Circus World 04 Dec 1985
In my advanced age I have lost not just countless sperms, but also the motivation to internet argue with the youngsters who are infinitely more witty (and wrong) than me because I would rather use my time to do more productive things like watch Galaxy Rangers music videos on YouTube and read about how Darth Vader is gay. I'm starting to not give a crap what the kids think they remember their mom paid for their Optimus Prime bubble bath. I started the VSTP long before I started getting annoyed by the internet twentysomethings with false memory syndrome talking authoritatively about toy robots released when they were three years old. I do it not for them, but because I am the Indiana Jones of toy robots ads, going on adventures braving crabby librarians as I search for of the holy grail of twenty year old toy robots ads. Also because I secretly hope that reading all of those old newspapers will magically transport me back in time to 1975 so I can audition for the part of Luke Skywalker.

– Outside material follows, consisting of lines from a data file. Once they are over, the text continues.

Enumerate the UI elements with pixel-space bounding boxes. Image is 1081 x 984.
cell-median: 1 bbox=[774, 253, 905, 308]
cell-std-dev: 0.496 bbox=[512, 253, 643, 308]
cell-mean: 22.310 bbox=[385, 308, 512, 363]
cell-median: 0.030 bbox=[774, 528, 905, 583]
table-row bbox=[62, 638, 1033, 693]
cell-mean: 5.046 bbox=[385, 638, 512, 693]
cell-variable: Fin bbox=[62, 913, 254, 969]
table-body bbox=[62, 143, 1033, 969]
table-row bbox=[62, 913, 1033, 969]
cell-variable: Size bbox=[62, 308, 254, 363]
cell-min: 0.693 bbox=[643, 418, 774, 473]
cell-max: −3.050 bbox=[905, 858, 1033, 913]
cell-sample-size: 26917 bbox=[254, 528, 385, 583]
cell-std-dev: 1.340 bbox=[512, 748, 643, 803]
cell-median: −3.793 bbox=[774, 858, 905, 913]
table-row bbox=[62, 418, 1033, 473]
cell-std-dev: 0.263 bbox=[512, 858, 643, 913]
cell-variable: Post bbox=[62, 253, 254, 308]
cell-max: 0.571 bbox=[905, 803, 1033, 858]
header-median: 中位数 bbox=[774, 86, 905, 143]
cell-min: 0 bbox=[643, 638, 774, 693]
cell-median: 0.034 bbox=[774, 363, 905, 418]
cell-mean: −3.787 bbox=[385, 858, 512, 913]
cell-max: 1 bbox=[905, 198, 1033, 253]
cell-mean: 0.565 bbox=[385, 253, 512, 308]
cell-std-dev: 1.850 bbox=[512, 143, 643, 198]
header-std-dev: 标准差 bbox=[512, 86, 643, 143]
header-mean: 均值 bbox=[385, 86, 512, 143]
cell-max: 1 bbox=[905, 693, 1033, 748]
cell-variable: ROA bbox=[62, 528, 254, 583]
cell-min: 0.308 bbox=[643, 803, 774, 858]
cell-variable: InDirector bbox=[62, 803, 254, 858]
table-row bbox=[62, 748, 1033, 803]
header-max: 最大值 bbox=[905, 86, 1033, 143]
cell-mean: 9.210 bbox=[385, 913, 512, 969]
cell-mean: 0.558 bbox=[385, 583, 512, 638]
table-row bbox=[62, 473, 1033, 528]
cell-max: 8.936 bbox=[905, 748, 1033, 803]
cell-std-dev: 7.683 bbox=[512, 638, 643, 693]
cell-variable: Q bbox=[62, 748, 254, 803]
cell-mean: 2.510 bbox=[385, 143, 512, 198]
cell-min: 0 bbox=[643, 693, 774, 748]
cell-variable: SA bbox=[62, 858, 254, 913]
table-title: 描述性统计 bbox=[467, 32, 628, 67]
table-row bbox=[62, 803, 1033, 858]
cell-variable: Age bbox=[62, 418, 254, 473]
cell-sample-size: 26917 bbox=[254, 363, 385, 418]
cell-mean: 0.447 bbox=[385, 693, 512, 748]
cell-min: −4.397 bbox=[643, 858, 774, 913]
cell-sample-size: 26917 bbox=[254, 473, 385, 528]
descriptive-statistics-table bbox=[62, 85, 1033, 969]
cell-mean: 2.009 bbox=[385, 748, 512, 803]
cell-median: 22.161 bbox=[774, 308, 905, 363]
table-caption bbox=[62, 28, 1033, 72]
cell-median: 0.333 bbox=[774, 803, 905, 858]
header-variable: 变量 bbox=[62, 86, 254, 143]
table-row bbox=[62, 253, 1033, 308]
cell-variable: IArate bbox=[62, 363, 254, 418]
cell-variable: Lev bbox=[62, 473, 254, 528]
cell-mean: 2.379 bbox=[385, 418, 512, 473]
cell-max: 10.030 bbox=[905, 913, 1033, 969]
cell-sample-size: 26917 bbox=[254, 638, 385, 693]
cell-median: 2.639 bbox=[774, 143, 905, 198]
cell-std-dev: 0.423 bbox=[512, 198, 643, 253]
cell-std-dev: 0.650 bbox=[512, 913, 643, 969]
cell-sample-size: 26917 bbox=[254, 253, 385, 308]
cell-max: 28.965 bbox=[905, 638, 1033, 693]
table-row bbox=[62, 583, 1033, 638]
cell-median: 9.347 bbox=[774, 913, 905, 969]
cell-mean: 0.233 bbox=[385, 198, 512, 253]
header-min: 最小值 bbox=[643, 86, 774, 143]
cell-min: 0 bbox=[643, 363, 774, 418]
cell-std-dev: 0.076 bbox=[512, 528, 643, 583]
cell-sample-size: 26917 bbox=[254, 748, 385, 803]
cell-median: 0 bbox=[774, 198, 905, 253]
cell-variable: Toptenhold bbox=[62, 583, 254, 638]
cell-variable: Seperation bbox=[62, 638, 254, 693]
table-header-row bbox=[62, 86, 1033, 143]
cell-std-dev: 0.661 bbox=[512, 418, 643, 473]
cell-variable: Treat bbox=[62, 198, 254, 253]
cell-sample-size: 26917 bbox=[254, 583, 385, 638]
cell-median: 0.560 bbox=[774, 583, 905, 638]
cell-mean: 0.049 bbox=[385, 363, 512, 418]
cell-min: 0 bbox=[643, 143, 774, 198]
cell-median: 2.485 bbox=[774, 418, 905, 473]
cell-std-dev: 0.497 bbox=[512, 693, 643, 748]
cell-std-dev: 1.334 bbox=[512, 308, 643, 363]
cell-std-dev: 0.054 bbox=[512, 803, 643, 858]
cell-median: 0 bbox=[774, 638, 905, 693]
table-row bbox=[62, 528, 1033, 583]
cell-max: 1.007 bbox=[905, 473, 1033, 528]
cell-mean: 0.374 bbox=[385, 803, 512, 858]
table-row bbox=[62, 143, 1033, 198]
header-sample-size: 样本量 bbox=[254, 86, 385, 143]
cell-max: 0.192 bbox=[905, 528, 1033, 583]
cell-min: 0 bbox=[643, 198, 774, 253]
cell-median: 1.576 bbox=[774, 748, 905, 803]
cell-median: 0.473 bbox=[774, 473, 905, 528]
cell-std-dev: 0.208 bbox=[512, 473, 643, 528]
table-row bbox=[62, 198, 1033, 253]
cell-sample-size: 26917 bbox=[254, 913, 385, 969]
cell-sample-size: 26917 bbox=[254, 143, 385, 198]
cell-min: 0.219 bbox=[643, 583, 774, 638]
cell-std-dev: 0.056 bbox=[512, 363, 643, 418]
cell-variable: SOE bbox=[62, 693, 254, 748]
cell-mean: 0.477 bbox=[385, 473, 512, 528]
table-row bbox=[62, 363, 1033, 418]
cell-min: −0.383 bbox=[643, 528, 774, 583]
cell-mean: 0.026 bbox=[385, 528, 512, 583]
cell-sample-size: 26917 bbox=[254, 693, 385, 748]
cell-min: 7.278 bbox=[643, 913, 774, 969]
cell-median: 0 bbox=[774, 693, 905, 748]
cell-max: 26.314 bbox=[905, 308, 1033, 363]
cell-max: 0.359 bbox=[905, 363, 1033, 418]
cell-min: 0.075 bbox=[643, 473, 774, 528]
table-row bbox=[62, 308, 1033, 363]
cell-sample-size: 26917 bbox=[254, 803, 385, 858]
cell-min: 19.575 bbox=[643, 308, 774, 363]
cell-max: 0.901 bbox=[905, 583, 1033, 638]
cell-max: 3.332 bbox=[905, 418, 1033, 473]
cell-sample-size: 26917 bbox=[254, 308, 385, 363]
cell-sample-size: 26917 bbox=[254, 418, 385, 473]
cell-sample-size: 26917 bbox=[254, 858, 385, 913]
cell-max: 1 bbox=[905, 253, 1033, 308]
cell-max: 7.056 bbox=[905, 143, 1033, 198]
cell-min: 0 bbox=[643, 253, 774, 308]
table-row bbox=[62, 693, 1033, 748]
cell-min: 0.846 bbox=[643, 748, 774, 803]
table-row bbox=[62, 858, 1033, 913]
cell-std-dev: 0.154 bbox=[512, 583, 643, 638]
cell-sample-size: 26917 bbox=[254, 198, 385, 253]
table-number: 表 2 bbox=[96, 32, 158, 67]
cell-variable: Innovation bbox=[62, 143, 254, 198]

Yet somehow despite my aged decrepitude I found the strength to put up 62 new ads at the Vintage Space Toaster Palace this weekend. In addition to adding 16 new ads to Transformers 1984, I was able to make small sections for GoBots, Starriors and Four Star Transistor robots. There's also one new Galactic Man ad, three new Kronoform robot watch ads and 14 new Voltron ads. You can find the new stuff by heading over to the VSTP and Ctrl+F yourself for "Houston" or "Fort Lauderdale". Coming in the next VSTP update will be sections for Max Steele's RoboForce and a buttload of miscellaneous robots, including a blurry Zoids ad from 1983. I've also got about three dozen more ads for Transformers 1985 and 1986 to put up, too. I hope the next time some kid decides to make up these bizarre price estimates on 20 year old toy robots they'll try to do some research first, lest I become completely sterile.
6 comments:
$19.99 is $60 in today's dollars.
See. Easy.
:-)
Dude, Rob Thomas? No way! They would totally cast Lou Diamond Phillips as you. And he'd have to wear that wig he wore in Young Guns to get the hair right.
Why do you htink I'm hold up in my little Internet hobbit hole? It's not for the awesome cuisine, that's for sure.
As for casting you. Just put a wig on Hayden Christensen and it's you, only taller.
$60 today dollars! Dang I was giving it an honest try trying to decode where that 60 bucks figure came from. I tried converting to yen, pesos and Turkish lira. I forgot that punching holes in the space/time continuum was an option.
I don't know about $60, but I do remember Transformers being very expensive in the mid and late 1980s. The small Transformers like Bumblebee and Wheelie were around $10, but the bigger, boxed Transformers were around $40, at least in the stores my family went to in northern NJ.
My parents bought an Autobot Monsterbot for me after one of my good report cards and it was $40.
If I remember correctly, Omega Supreme was somewhere around $100 one Christmas. The Devastator party set was expensive, too.
You're killing me, Rob. All the ads I've ever found for the toys you mentioned always have them at 1/2 to 1/3 of the prices you remember. $100 for Omega Supreme is extremely steep, and I've found ads that show at one point BEST was clearancing Devastator giftsets for $15. Unless New Jersey retailers competitively jacked up their prices in some sort of secret pricing conspiracy I don't see how it's possible they could have so blatantly inflated the usual MSRP. I would love to spend an evening at a New Jersey library and see what I'd find by way of ads.